Post-publication book reviewers were kinder than Kirkus. If they didn’t exactly see Broom as a portent, they at least tended to appreciate that a writer in his mid-twenties was reviving some of the energies of postmodern fiction in the midst of the entropic wasteland of minimalism. The Washington Post Book World put its review of Broom on its front page, declaring it “a hot book…a terrific novel.” The New York Times Book Review proclaimed the book
an enormous surprise, emerging straight from the excessive tradition of Stanley Elkin’s “Franchiser,” Thomas Pynchon’s “V,” John Irving’s “World According to Garp.” As in those novels, the charm and flaws of David Foster Wallace’s book are due to its exuberance — cartoonish characters, stories within stories, impossible coincidences, a hip but true fondness for pop culture and above all the spirit of playfulness that has slipped away from so much recent fiction.

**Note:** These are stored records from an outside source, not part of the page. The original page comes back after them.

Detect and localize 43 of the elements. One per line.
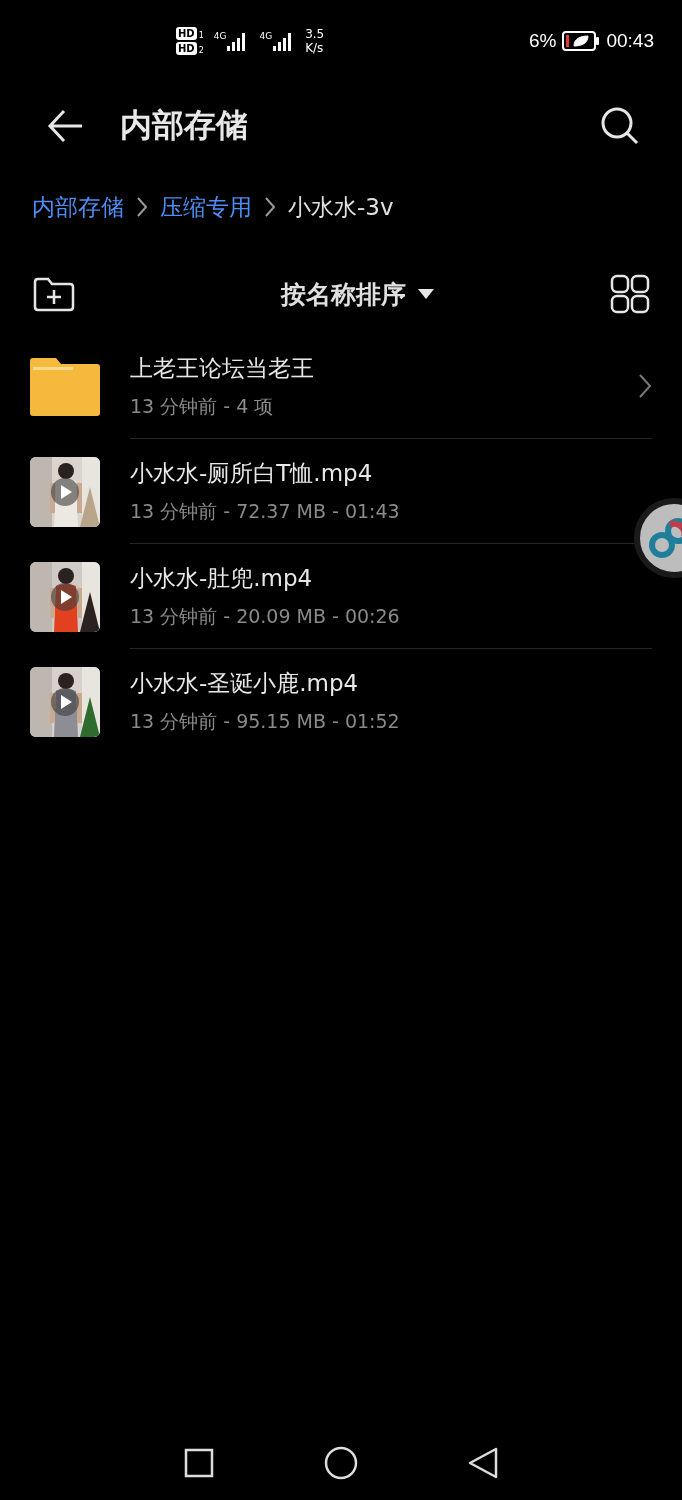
speed-unit: K/s	[305, 41, 325, 55]
file-details: 13 分钟前 - 72.37 MB - 01:43	[130, 498, 400, 524]
file-row[interactable]: 小水水-圣诞小鹿.mp4 13 分钟前 - 95.15 MB - 01:52	[0, 649, 682, 754]
sim-slot: 1	[198, 31, 204, 40]
hd-badge: HD	[176, 27, 197, 40]
grid-view-button[interactable]	[610, 274, 650, 314]
new-folder-button[interactable]	[32, 276, 76, 312]
speed-value: 3.5	[305, 27, 325, 41]
caret-icon	[417, 289, 434, 299]
page-title: 内部存储	[120, 105, 249, 146]
clock: 00:43	[606, 30, 654, 52]
file-name: 上老王论坛当老王	[130, 353, 314, 383]
battery-percent: 6%	[529, 30, 557, 52]
sim-slot: 2	[198, 46, 204, 55]
network-type: 4G	[259, 31, 273, 41]
search-button[interactable]	[600, 106, 640, 146]
battery-icon	[562, 31, 601, 51]
file-row[interactable]: 小水水-肚兜.mp4 13 分钟前 - 20.09 MB - 00:26	[0, 544, 682, 649]
breadcrumb[interactable]: 压缩专用	[160, 191, 252, 223]
play-icon	[51, 582, 79, 611]
file-details: 13 分钟前 - 20.09 MB - 00:26	[130, 603, 400, 629]
chevron-icon	[264, 196, 276, 218]
sort-dropdown[interactable]: 按名称排序	[276, 273, 438, 315]
breadcrumb[interactable]: 内部存储	[32, 191, 124, 223]
file-name: 小水水-厕所白T恤.mp4	[130, 458, 374, 488]
home-button[interactable]	[324, 1446, 358, 1480]
loop-icon	[646, 515, 682, 561]
folder-icon	[30, 356, 100, 417]
play-icon	[51, 687, 79, 716]
file-name: 小水水-圣诞小鹿.mp4	[130, 669, 360, 698]
file-row[interactable]: 小水水-厕所白T恤.mp4 13 分钟前 - 72.37 MB - 01:43	[0, 439, 682, 544]
hd-badge: HD	[176, 42, 197, 55]
file-details: 13 分钟前 - 95.15 MB - 01:52	[130, 709, 400, 734]
breadcrumb[interactable]: 小水水-3v	[288, 191, 394, 223]
file-name: 小水水-肚兜.mp4	[130, 563, 314, 593]
chevron-icon	[638, 373, 652, 399]
chevron-icon	[136, 196, 148, 218]
recent-apps-button[interactable]	[184, 1448, 214, 1478]
play-icon	[51, 477, 79, 506]
file-row[interactable]: 上老王论坛当老王 13 分钟前 - 4 项	[0, 334, 682, 439]
network-type: 4G	[213, 31, 227, 41]
file-details: 13 分钟前 - 4 项	[130, 393, 275, 419]
back-nav-button[interactable]	[468, 1447, 498, 1479]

But the review’s author, Caryn James, didn’t like the ending of the book, in which a “tortured running joke turns into a contrived explanation and characters we expect to appear never show up.” Other reviewers filed in in similar fashion: exuberant versus sloppy, homage versus theft. Wallace was particularly hurt by the review in the daily New York Times by Michiko Kakutani. Many first-time authors would have been excited to be written up by a critic known for spotting young talent. Her praise of Wallace’s “rich reserves of ambition and imagination” was flattering, to be sure, but Wallace told a friend he hid in his room for two days and cried after reading yet another paragraph devoted to parallels between his first book and Pynchon’s most popular novel. “I didn’t think the review was all that favorable,” Wallace wrote Howard afterward. “But if you and Bonnie think it’s nice, I’m more than happy to see it that way.” To Howard he noted in general that the reviews had him “kind of down.”

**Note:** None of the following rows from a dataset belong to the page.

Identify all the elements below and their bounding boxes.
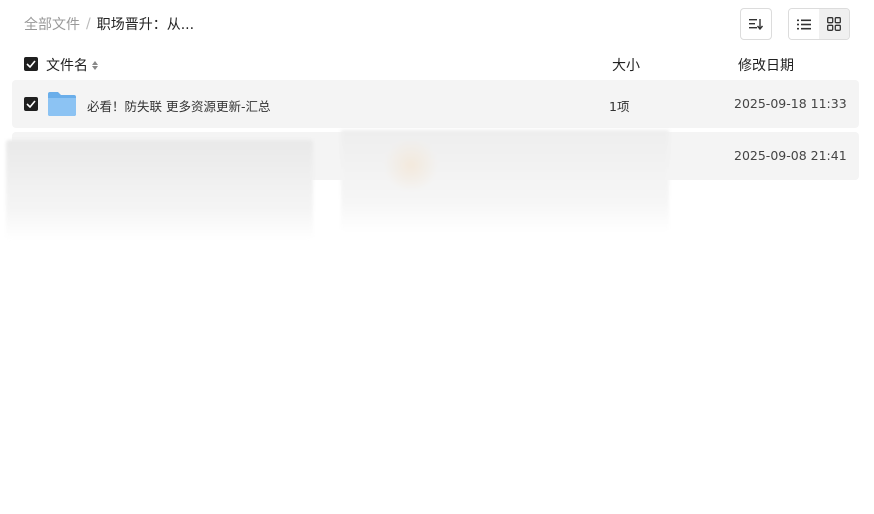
breadcrumb-current: 职场晋升：从... <box>96 17 195 33</box>
column-header-date[interactable]: 修改日期 <box>738 55 794 75</box>
breadcrumb-separator: / <box>86 16 91 32</box>
list-view-icon <box>797 19 811 29</box>
breadcrumb: 全部文件 / 职场晋升：从... <box>24 14 194 34</box>
breadcrumb-root-link[interactable]: 全部文件 <box>24 14 80 34</box>
sort-arrows-icon <box>92 60 98 70</box>
file-date: 2025-09-08 21:41 <box>734 148 847 163</box>
redacted-blur-area <box>6 140 313 240</box>
grid-view-icon <box>827 17 841 31</box>
file-date: 2025-09-18 11:33 <box>734 96 847 111</box>
file-name[interactable]: 必看！防失联 更多资源更新-汇总 <box>87 96 271 115</box>
column-header-name-label: 文件名 <box>46 58 88 74</box>
select-all-checkbox[interactable] <box>24 57 38 71</box>
redacted-blur-area <box>341 130 669 232</box>
sort-icon <box>749 19 763 30</box>
column-header-size[interactable]: 大小 <box>612 55 640 75</box>
check-icon <box>26 60 36 68</box>
list-view-button[interactable] <box>789 9 819 39</box>
sort-button[interactable] <box>740 8 772 40</box>
folder-icon <box>48 92 76 116</box>
grid-view-button[interactable] <box>819 9 849 39</box>
check-icon <box>26 100 36 108</box>
file-size: 1项 <box>609 99 630 114</box>
table-row[interactable]: 必看！防失联 更多资源更新-汇总 1项 2025-09-18 11:33 <box>12 80 859 128</box>
toolbar <box>740 8 850 40</box>
table-header: 文件名 大小 修改日期 <box>12 52 859 76</box>
row-checkbox[interactable] <box>24 97 38 111</box>
column-header-name[interactable]: 文件名 <box>46 55 98 75</box>
view-toggle <box>788 8 850 40</box>
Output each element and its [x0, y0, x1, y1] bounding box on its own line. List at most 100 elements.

A film company, Alliance Entertainment, optioned the book for $10,000. There was talk that Terry Gilliam, famous for the near-future satire Brazil, a movie Wallace had loved, might want to direct it. Wallace took a try at writing a treatment in the winter of 1987, simplifying the plot and minimizing the philosophical underpinnings. The story, he wrote in the précis, “is one not only about coming of age, but also about romantic love, and familial love, and the reconciliation of the heroine’s present with her past, and how these three sub-elements relate to the process of ‘growing up’ in particular and being a person in general.” “Bonnie,” he wrote, “I’ve never had more difficulty and less fun working on anything in my life. This project is dead to me, and my head is full of fiction.” He joked that if she would write the screenplay she could have the money.